Charakteristisch für die Gruppierung ist vor allem die Wesensverwandtschaft zum Nationalsozialismus. Sie manifestiert sich in der Organisationsstruktur mit Bezügen zur SS, der Nutzung nationalsozialistischer Symbole und Sprache durch die Mitglieder sowie deren Bekenntnis zu Adolf Hitler und anderen maßgeblichen Repräsentanten des Nationalsozialismus. Der Anführer erklärte öffentlich, dass er sich als Nationalsozialist bezeichne und seine Gruppe die Rückkehr eines NS-Staats mit der weltanschaulichen "Ideologie von damals" ersehne. Als ersten Schritt hierzu plante "Nordadler" die Umsetzung eines nationalsozialistischen Siedlungsprojekts, bei dem Gleichgesinnte im ländlichen Raum zusammenleben und von dort aus ihre Ideologie verbreiten können.
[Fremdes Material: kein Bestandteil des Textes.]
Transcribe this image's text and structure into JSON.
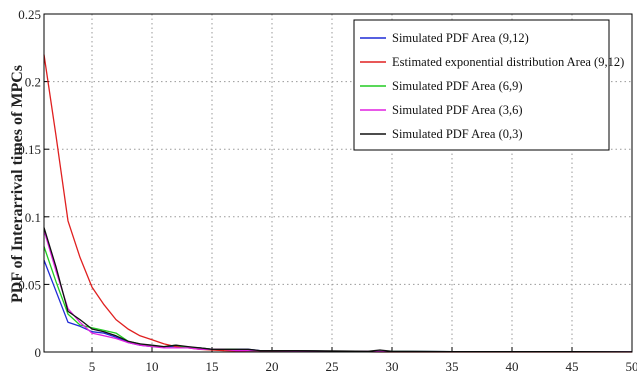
{
  "chart_data": {
    "type": "line",
    "title": "",
    "xlabel": "",
    "ylabel": "PDF of Interarrival times of MPCs",
    "xlim": [
      1,
      50
    ],
    "ylim": [
      0,
      0.25
    ],
    "xticks": [
      5,
      10,
      15,
      20,
      25,
      30,
      35,
      40,
      45,
      50
    ],
    "yticks": [
      0,
      0.05,
      0.1,
      0.15,
      0.2,
      0.25
    ],
    "ytick_labels": [
      "0",
      "0.05",
      "0.1",
      "0.15",
      "0.2",
      "0.25"
    ],
    "grid": true,
    "legend_position": "top-right",
    "series": [
      {
        "name": "Simulated PDF Area (9,12)",
        "color": "#1f2bd6",
        "x": [
          1,
          2,
          3,
          4,
          5,
          6,
          7,
          8,
          9,
          10,
          11,
          12,
          13,
          14,
          15,
          16,
          17,
          18,
          19,
          20,
          22,
          25,
          28,
          30,
          35,
          40,
          45,
          50
        ],
        "y": [
          0.068,
          0.045,
          0.022,
          0.019,
          0.015,
          0.014,
          0.011,
          0.007,
          0.005,
          0.004,
          0.004,
          0.004,
          0.003,
          0.003,
          0.002,
          0.002,
          0.002,
          0.002,
          0.001,
          0.001,
          0.001,
          0.0005,
          0.0005,
          0.0005,
          0.0003,
          0.0002,
          0.0002,
          0.0001
        ]
      },
      {
        "name": "Estimated exponential distribution Area (9,12)",
        "color": "#e02020",
        "x": [
          1,
          2,
          3,
          4,
          5,
          6,
          7,
          8,
          9,
          10,
          11,
          12,
          13,
          14,
          15,
          16,
          17,
          18,
          19,
          20,
          22,
          25,
          28,
          30,
          35,
          40,
          45,
          50
        ],
        "y": [
          0.22,
          0.16,
          0.097,
          0.07,
          0.048,
          0.035,
          0.024,
          0.017,
          0.012,
          0.009,
          0.006,
          0.004,
          0.003,
          0.002,
          0.0015,
          0.001,
          0.0008,
          0.0006,
          0.0004,
          0.0003,
          0.0002,
          0.0001,
          0.0001,
          0.0,
          0.0,
          0.0,
          0.0,
          0.0
        ]
      },
      {
        "name": "Simulated PDF Area (6,9)",
        "color": "#22cc22",
        "x": [
          1,
          2,
          3,
          4,
          5,
          6,
          7,
          8,
          9,
          10,
          11,
          12,
          13,
          14,
          15,
          16,
          17,
          18,
          19,
          20,
          22,
          25,
          28,
          30,
          35,
          40,
          45,
          50
        ],
        "y": [
          0.078,
          0.052,
          0.028,
          0.02,
          0.018,
          0.016,
          0.014,
          0.008,
          0.006,
          0.004,
          0.004,
          0.005,
          0.003,
          0.003,
          0.002,
          0.002,
          0.002,
          0.001,
          0.001,
          0.001,
          0.001,
          0.0005,
          0.0005,
          0.0005,
          0.0003,
          0.0002,
          0.0002,
          0.0001
        ]
      },
      {
        "name": "Simulated PDF Area (3,6)",
        "color": "#e020e0",
        "x": [
          1,
          2,
          3,
          4,
          5,
          6,
          7,
          8,
          9,
          10,
          11,
          12,
          13,
          14,
          15,
          16,
          17,
          18,
          19,
          20,
          22,
          25,
          28,
          30,
          35,
          40,
          45,
          50
        ],
        "y": [
          0.09,
          0.06,
          0.032,
          0.022,
          0.014,
          0.012,
          0.01,
          0.007,
          0.005,
          0.004,
          0.003,
          0.003,
          0.003,
          0.002,
          0.002,
          0.002,
          0.001,
          0.001,
          0.001,
          0.001,
          0.0008,
          0.0005,
          0.0005,
          0.0004,
          0.0003,
          0.0002,
          0.0001,
          0.0001
        ]
      },
      {
        "name": "Simulated PDF Area (0,3)",
        "color": "#111111",
        "x": [
          1,
          2,
          3,
          4,
          5,
          6,
          7,
          8,
          9,
          10,
          11,
          12,
          13,
          14,
          15,
          16,
          17,
          18,
          19,
          20,
          22,
          25,
          28,
          29,
          30,
          35,
          40,
          45,
          50
        ],
        "y": [
          0.092,
          0.063,
          0.03,
          0.024,
          0.017,
          0.015,
          0.012,
          0.008,
          0.006,
          0.005,
          0.004,
          0.005,
          0.004,
          0.003,
          0.002,
          0.002,
          0.002,
          0.002,
          0.001,
          0.001,
          0.001,
          0.0008,
          0.0005,
          0.0015,
          0.0005,
          0.0003,
          0.0002,
          0.0002,
          0.0001
        ]
      }
    ]
  }
}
Kennzeichnend ist weiterhin ein sehr stark ausgeprägter Antisemitismus und eine kämpferisch-aggressive Grundhaltung, die etwa in Gewaltphantasien gegen Polizisten zum Ausdruck kommt. So befürwortete der Anführer in einer öffentlichen Telegram-Gruppe den Anschlag auf die Synagoge in Halle.

Was wurde genau verboten?

Der Verein "Nordadler" wurde verboten und aufgelöst. Es ist verboten, Ersatzorganisationen für "Nordadler" zu bilden oder bestehende Organisationen als Ersatzorganisation fortzuführen.

Ebenso ist der Betrieb der Internetseiten des Vereins und sämtlicher Benutzerkonten des Vereins in allen sozialen Netzwerken verboten. Sämtliche Benutzerkonten des Vereins in allen sozialen Netzwerken sind zu schließen.

Darüber hinaus wurde verboten, Kennzeichen von „Nordadler“ für die Dauer der Vollziehbarkeit des Verbots öffentlich, in einer Versammlung oder in Schriften, Ton- und Bildträgern, Abbildungen oder Darstellungen, die verbreitet werden oder zur Verbreitung bestimmt sind, zu verwenden. Dieses Verbot betrifft insbesondere die grafische Verwendung der Kennzeichen von „Nordadler“, des Schriftzuges "Nordadler" einzeln oder in Verbindung mit der Wortfolge "Die Träger des Nordlichts" sowie die grafische Verwendung der Kennzeichen der "Völkischen Renaissance", der "Völkischen Jugend" und der "Völkischen Revolution", des Schriftzuges "Völkische Revolution" einzeln oder in Verbindung mit der Wortfolge "Deutsche Freiheitsbewegung" oder der Wortfolge "Aktiv - Jung - Völkisch". Die entsprechenden Symbole, auf die sich das Verbot bezieht, sind am Vollzugstag um 6:00 Uhr im Bundesanzeiger veröffentlicht worden.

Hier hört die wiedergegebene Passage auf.